Direktur Institut Perempuan untuk Perubahan Sosial (InSPIRASI) NTB, Nur Jannah, mengatakan, salah satu prinsip pencegahan kekerasan seksual adalah mendekatkan akses layanan serta sosialisasi yang berkelanjutan terkait perlindungan terhadap perempuan di lingkungan kampus.
Selain itu, perguruan tinggi disarankan agar menjalankan Peraturan Kementerian Pendidikan dan Kebudayaan, Riset, dan Teknologi (Permendikbudristek) No. 30 Tahun 2021 tentang Pencegahan dan Penanganan Kekerasan Seksual di Lingkungan Perguruan Tinggi.
“Hal tersebut dapat dilakukan asal pimpinan kampus selaku pengambil keputusan tertinggi mampu menggerakkan sumber daya strategis di kampus untuk mendukung gerakan melawan kekerasan seksual,” ungkap Jannah, dihubungi NTB Satu, Senin, 4 Juli 2022.
Organisasi kampus pun turut memiliki peran penting dalam menyuarakan perlindungan perempuan dari segala praktik kekerasan seksual.

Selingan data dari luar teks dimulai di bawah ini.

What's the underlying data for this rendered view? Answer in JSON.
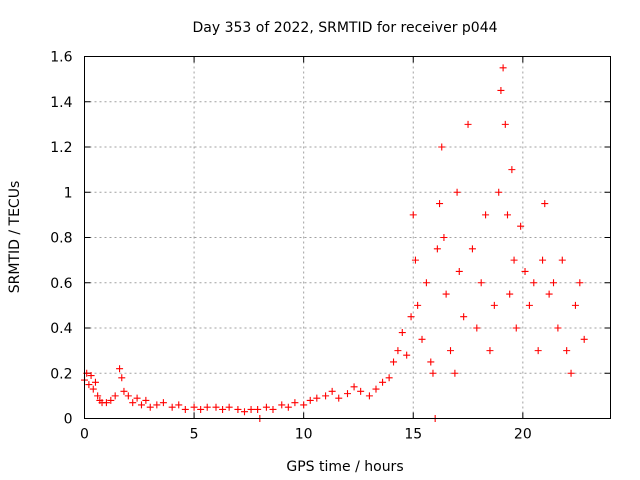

Terkait dengan proses advokasi yang mesti ditempuh bagi para penyintas kekerasan seksual, Jannah menyarankan agar membangun gerakan berani bersuara. Penyintas kekerasan seksual perlu diyakinkan bahwa mereka memiliki banyak pendukung. Penyintas kekerasan seksual mesti memastikan bahwa Undang-undang No. 12 Tahun 2022 Tentang Tindak Pidana Kekerasan Seksual dijalankan dengan baik.
“Pihak perguruan tinggi perlu memetakan lokasi potensi kasus kekerasan seksual. Apabila masalahnya terletak pada persoalan relasi kuasa, maka standar operasional spesifik pada dosen dan mahasiswa perlu disiapkan,” terang Jannah.
Sebenarnya, penerapan standar operasional yang spesifik telah diatur pada Permendikbudristek No. 30 Tahun 2021. Pihak perguruan tinggi perlu menyediakan edukasi serta media kampanye mengenai pencegahan kasus kekerasan seksual yang dapat diakses di berbagai lokasi strategi.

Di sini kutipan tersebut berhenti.